Hi, thanks so much for looking into this. So I have a few questions to make sure I am understanding this correctly.

I notice that after the initial DELETE there are 2 GET requests (steps 2&3). I assume these are the polling requests that check to see if the delete was successful.
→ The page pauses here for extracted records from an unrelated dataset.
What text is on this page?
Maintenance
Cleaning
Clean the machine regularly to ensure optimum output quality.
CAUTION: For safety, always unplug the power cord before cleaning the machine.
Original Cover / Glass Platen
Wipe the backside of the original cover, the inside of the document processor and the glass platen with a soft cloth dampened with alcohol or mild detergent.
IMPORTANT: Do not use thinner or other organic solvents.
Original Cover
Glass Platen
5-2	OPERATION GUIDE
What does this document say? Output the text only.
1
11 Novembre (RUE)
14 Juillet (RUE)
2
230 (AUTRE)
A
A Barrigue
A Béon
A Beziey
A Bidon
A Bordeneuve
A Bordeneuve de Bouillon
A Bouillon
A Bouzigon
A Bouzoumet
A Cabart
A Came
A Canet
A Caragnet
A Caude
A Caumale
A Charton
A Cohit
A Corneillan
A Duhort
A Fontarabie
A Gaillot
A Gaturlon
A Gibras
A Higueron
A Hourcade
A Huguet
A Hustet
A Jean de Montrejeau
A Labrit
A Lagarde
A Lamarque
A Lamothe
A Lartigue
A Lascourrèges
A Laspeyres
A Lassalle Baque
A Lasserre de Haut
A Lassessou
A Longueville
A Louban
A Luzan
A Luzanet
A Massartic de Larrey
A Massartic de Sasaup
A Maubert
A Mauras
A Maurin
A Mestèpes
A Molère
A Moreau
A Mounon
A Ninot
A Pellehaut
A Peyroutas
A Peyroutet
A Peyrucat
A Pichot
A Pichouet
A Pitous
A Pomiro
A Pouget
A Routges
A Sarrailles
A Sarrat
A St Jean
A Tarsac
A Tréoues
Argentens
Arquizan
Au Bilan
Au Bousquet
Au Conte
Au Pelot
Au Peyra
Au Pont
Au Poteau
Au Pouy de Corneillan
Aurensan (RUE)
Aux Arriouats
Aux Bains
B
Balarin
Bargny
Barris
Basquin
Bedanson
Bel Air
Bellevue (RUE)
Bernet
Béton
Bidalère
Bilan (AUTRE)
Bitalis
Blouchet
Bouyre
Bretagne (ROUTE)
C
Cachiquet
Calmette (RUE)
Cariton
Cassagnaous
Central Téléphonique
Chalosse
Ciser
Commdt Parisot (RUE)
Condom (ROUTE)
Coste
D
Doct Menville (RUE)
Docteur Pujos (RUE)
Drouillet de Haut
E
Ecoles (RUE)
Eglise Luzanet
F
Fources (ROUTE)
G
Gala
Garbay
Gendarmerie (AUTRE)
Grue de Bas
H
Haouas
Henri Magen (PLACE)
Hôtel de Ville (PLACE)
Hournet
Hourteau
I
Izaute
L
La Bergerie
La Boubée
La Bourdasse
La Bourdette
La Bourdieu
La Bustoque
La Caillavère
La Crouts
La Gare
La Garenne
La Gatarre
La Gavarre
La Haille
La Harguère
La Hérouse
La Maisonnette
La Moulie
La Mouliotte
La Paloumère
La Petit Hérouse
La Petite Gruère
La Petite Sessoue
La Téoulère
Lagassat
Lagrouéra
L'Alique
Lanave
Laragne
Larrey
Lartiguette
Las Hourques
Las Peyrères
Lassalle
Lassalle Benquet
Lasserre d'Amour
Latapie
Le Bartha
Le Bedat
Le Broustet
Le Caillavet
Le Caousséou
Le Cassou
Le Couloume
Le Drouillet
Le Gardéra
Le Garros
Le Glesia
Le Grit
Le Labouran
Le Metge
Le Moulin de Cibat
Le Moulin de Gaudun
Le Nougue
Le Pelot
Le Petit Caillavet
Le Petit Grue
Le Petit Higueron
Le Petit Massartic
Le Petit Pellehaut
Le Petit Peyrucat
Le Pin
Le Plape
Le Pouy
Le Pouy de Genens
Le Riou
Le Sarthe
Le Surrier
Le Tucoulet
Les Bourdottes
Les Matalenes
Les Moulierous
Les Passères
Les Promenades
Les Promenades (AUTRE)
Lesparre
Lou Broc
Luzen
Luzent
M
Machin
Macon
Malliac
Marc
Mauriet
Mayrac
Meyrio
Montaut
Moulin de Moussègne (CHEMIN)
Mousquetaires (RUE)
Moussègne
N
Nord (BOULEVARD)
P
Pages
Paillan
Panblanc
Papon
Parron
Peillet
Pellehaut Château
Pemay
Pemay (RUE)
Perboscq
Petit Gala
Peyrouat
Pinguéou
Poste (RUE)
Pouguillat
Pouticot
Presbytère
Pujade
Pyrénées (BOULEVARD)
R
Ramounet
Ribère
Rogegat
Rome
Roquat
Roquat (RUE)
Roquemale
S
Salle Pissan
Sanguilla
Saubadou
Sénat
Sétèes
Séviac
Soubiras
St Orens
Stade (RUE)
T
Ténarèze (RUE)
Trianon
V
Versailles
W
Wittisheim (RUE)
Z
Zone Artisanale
I also notice that there are 2 GET requests after the PUT request (steps 5&6) which I assume are to check to see if the creation of the database was successful.

So I can see that if the 1st GET (step 5) after the PUT is successful then one would think that the 2nd GET (step 6) would also be successful then fails which points to an issue with the Azure Response.

1) How come we do 2 GET requests and what do they do? I think I would need to spell this out in a bug report in the other repo.

2) Should we not keep making the second request until it is either successful or until we hit the timeout?

3) To be fair I think this might be a separate bug but I think the timeouts are not being respected in the logic around these API calls, is that the case?

4) How did you get those logs, they looks so useful!